Make sure the computation is finished before starting any of the following operations.

The ELFINI Structural Analysis product offers the following additional functionalities:

  • Contextual menu on the load object:
    • Pressure visualization on mesh: the translation of pressure specifications into solver specifications can be visualized symbolically at the impacted mesh elements, provided the mesh has been previously generated using a mesh only computation.
      To know more, refer to Visualizing Loads on Mesh.

  • Contextual menus on the Loads set:
    • Generate Image: generates an image of the computed load objects (along with translating all user-defined Loads specs into explicit solver commands on mesh entities), by generating symbols for the elementary loads imposed by the Loads set. The image can be edited to include part or all of the options available.

      Right-click Loads.1 in the specification tree and select Generate Image.
      The Image Generation dialog box appears.

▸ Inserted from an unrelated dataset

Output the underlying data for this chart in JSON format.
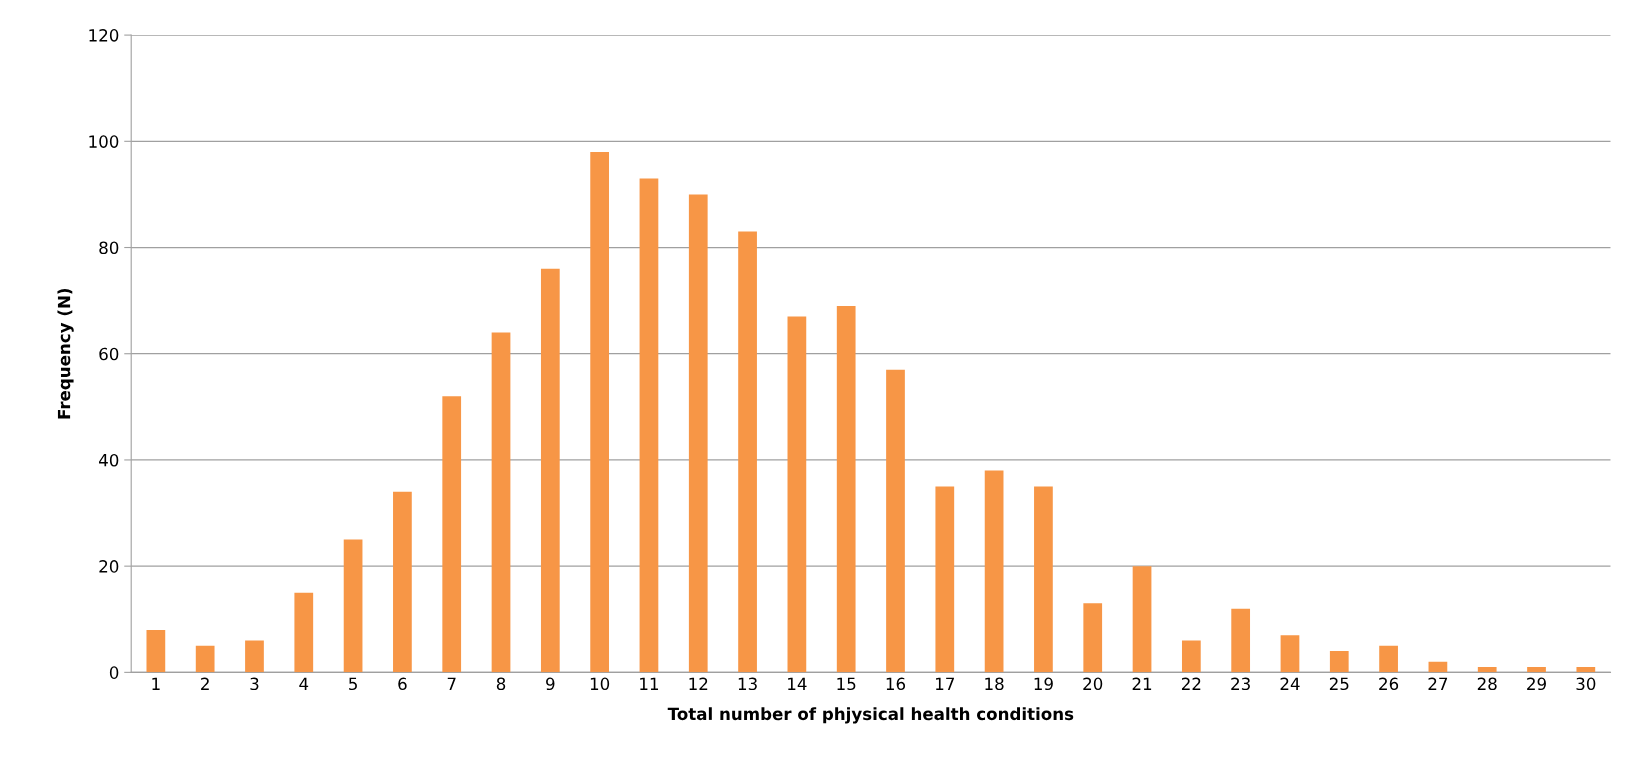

      To know more, refer to Generating Images.

    • Report: the partial status and results of intermediate pre-processor computations are reported in HTML format. It represents a subset of the global report capability and generates a partial report of the Loads set computation.

      To know more, refer to Generating Reports.

  • Self balancing on Loads set: already named Inertia Relief.

    Double-click Loads.1. The Loads dialog box appears:

    The Loads dialog box lets you choose whether you wish to apply self-balancing to the load. If activated, this option automatically adds inertia forces in order to counter balance external loads. Thus the global loading equals null.
    This kind of loading is used when modeling free bodies submitted to constant external forces (for example: a rocket during lift-off).

    This option is usually combined with iso-static restraint.
    In this case, reaction forces are null, which simulates a free body.